Conventions UsedBold Text : represent new / important concept such as type of step and also representing interface components such as button, menu item, etc.
[Bold in Bracket] : represent step name
What is Spoon ?
Spoon is graphical utility in Kettle suite to do these functionalities :
- design and run job / transformation
- job / transformation profiling
- set up database connection, variable/object sharing, configuration, etc
This article will serve as introductory tutorial for those who are new to Spoon and Kettle.
Running Spoon
- Spoon in Windows can be executed using these 2 files :
- Binary : kettle.exe
- Batch script : spoon.bat
- Execute one of the two files
- Upon starting, you will be presented a dialog to choose a repository - a relasional database system repository to store job/transfformation object detail. Clik on No repository button for now to choose our filesystem as our storage.
- A tips dialog will pop up shortly.
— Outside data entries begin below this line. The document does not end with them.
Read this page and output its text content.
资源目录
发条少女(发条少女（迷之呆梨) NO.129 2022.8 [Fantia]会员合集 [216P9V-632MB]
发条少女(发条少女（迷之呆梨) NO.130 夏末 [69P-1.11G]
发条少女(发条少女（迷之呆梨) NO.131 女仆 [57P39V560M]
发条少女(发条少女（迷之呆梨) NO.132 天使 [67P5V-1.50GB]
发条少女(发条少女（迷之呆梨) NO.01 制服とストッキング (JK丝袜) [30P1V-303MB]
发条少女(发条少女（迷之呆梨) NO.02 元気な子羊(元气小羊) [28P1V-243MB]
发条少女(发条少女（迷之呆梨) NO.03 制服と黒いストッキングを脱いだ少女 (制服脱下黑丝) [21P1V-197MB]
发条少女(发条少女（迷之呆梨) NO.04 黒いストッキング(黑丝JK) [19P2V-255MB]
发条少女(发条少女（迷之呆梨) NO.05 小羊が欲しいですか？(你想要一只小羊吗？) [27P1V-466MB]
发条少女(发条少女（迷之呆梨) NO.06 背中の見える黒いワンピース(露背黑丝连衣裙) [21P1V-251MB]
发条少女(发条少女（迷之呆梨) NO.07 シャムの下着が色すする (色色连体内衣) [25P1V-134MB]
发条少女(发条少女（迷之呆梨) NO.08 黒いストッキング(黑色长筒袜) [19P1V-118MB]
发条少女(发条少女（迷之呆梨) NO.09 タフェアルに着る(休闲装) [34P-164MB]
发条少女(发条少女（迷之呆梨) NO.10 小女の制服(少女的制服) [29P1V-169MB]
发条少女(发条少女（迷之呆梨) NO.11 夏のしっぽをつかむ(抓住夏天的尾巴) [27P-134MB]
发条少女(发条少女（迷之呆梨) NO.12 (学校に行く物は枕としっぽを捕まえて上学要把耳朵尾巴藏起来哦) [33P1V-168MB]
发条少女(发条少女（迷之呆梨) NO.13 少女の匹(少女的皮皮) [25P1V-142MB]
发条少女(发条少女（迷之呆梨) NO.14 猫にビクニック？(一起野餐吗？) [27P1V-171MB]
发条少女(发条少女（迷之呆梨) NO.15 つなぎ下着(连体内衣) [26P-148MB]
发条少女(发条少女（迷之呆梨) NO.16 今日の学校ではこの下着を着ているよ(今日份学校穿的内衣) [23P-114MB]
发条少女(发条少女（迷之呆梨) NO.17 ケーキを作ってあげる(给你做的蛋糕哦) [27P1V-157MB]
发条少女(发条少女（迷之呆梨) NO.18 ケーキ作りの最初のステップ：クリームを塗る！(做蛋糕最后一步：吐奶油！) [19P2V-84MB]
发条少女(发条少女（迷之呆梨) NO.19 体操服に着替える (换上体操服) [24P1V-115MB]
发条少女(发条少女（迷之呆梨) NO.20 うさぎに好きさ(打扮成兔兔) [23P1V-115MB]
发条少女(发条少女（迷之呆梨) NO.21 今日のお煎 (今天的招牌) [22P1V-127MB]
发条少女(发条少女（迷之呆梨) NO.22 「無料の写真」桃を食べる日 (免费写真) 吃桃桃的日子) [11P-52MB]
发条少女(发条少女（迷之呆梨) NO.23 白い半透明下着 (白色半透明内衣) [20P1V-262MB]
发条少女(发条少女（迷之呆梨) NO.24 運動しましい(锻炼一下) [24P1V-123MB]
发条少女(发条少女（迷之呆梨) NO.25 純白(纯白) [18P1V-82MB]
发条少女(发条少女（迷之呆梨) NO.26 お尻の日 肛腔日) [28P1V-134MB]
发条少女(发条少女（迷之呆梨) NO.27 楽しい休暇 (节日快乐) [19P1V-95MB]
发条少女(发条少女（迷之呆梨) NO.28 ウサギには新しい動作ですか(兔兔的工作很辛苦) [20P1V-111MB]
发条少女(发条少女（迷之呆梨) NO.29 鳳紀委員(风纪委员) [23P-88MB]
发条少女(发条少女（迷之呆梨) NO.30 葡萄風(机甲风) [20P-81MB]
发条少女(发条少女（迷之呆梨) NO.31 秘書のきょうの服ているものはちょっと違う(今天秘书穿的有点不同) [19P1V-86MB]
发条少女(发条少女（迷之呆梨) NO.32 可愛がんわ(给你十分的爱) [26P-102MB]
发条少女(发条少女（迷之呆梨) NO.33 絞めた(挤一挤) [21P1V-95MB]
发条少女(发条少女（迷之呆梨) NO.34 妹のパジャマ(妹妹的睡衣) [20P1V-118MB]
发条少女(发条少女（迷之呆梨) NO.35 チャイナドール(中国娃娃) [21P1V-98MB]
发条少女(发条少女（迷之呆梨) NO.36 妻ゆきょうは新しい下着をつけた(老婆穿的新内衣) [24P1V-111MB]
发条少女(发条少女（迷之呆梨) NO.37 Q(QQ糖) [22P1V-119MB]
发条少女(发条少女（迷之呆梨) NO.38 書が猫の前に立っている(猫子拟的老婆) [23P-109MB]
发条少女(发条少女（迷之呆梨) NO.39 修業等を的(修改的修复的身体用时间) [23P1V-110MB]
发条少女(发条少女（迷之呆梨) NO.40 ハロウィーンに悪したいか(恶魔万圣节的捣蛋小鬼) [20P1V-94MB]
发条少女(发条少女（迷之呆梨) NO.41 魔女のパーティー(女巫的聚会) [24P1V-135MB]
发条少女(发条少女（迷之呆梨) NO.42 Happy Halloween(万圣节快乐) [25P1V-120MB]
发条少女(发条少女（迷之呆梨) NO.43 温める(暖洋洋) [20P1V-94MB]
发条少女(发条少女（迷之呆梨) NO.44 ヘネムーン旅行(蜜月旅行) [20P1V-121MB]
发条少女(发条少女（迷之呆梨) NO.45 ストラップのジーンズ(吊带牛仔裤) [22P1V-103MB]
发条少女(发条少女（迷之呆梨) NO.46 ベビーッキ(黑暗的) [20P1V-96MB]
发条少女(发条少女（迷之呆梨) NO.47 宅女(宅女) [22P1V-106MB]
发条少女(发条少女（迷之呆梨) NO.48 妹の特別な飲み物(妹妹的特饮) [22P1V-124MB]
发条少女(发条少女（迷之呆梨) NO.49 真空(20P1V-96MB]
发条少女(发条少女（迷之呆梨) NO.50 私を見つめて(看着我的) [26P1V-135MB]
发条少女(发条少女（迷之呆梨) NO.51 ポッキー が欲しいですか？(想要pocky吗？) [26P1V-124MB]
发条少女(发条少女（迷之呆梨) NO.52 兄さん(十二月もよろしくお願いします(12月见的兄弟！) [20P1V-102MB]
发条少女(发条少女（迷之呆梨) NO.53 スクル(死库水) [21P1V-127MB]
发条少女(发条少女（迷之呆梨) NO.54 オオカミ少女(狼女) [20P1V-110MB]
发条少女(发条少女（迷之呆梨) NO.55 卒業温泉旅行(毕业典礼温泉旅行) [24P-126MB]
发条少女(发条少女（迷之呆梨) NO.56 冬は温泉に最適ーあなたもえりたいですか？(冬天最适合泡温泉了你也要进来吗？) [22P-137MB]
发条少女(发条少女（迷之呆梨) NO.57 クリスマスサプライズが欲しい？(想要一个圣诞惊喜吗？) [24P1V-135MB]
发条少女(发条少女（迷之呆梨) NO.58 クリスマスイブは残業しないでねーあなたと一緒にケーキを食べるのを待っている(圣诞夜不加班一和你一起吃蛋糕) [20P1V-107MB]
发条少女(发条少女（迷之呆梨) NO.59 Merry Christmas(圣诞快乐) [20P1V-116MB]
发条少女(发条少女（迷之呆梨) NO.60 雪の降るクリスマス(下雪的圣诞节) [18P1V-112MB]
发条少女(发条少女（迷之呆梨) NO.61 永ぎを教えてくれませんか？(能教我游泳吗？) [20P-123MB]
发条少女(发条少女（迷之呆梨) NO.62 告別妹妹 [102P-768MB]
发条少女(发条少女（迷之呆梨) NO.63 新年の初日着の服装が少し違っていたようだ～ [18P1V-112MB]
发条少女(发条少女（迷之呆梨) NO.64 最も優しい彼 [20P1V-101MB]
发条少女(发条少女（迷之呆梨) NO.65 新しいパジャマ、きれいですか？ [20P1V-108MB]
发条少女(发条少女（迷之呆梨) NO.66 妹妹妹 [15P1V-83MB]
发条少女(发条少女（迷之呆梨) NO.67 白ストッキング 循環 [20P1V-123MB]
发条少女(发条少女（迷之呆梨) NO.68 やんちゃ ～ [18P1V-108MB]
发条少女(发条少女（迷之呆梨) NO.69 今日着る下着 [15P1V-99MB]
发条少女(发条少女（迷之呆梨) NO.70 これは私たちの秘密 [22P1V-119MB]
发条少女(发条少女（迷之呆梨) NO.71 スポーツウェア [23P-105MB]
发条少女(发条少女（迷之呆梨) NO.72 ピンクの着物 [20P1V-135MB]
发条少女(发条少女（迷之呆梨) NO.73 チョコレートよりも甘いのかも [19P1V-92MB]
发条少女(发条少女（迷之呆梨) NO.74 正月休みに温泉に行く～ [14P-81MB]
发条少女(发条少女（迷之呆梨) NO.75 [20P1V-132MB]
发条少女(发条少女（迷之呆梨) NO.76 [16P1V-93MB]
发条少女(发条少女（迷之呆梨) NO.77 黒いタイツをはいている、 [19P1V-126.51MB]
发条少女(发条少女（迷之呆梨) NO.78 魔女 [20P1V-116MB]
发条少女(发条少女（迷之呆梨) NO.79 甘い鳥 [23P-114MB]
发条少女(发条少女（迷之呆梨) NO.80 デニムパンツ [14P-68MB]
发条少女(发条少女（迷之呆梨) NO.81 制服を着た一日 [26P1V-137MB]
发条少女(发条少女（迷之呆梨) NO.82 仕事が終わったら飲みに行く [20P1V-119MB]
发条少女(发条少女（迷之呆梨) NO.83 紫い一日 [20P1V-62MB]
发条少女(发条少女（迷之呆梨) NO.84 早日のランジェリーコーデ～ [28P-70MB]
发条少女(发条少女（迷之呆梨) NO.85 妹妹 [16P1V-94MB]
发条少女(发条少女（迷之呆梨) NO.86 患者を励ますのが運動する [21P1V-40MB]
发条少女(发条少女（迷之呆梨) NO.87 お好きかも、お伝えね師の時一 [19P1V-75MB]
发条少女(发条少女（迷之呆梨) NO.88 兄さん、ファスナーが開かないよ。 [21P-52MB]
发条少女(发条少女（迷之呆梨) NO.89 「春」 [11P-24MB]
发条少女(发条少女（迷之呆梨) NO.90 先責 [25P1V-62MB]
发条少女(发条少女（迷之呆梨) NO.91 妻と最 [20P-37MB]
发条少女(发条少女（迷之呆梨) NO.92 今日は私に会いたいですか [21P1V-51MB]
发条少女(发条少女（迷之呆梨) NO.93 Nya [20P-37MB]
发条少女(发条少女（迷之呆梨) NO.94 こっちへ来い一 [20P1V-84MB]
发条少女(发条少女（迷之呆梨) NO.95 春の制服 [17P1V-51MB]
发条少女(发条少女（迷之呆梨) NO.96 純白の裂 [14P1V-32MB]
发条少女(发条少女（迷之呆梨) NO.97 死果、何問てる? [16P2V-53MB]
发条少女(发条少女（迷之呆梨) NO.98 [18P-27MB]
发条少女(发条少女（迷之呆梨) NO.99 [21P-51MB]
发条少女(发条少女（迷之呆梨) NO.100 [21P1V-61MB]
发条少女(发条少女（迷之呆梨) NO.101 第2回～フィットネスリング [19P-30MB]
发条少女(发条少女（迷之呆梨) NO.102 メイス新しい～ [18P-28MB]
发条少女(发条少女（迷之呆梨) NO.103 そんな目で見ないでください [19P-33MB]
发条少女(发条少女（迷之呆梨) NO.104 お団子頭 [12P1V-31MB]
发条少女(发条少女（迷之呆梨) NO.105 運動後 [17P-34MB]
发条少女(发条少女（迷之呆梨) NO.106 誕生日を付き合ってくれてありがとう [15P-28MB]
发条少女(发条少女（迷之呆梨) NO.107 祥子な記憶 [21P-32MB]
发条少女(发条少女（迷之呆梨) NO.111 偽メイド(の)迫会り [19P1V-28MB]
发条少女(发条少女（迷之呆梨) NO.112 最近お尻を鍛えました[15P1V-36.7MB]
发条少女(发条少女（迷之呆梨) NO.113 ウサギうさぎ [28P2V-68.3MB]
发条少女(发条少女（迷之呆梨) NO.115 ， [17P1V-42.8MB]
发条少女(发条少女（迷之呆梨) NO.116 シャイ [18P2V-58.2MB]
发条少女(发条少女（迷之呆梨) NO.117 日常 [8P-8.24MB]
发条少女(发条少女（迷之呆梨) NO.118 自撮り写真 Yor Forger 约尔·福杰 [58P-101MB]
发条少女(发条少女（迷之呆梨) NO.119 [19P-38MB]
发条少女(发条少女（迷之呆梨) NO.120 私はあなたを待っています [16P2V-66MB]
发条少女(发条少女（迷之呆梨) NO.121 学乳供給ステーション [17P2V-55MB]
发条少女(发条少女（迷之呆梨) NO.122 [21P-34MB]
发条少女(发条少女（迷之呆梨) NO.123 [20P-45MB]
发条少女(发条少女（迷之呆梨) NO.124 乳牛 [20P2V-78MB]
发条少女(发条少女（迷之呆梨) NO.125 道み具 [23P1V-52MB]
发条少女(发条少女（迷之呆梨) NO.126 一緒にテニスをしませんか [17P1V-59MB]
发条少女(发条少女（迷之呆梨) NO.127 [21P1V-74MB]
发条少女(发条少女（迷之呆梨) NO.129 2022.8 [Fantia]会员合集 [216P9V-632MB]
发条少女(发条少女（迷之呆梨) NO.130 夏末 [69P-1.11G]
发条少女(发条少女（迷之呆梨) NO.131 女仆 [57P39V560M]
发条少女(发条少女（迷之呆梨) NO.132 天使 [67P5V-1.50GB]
Click on close to continue.
- You will be presented a "Welcome to Pentaho Data Integration: Kettle Project" page in Welcome tag.
- Done
Spoon Interface
- Pulldown Menu : a main navigation for spoon. Comprising of all needed operations on designing, previewing and executing job / transformation.
- Toolbar : contain icons for basic file operation, printing, repository view and job / transformation operations.
- Left panel : contain configuration, steps and favorite steps used splitted in Main Tree, Core Objects dan Favorite Steps sections.
- Workspace Tabs : act as divider between your workspaces. Picture below show the tag collections of 1 welcome page, 2 transformations and 1 job.
Creating a Transformation File
Here I show you an example how to create a transformation that read a csv (comma separated value) file containing 33 provinces of Indonesia and dump it to another csv file. The propinsi.csv sample file can be downloaded at the end of this article or directly through this link. Save the file in C:\contoh_kettle folder.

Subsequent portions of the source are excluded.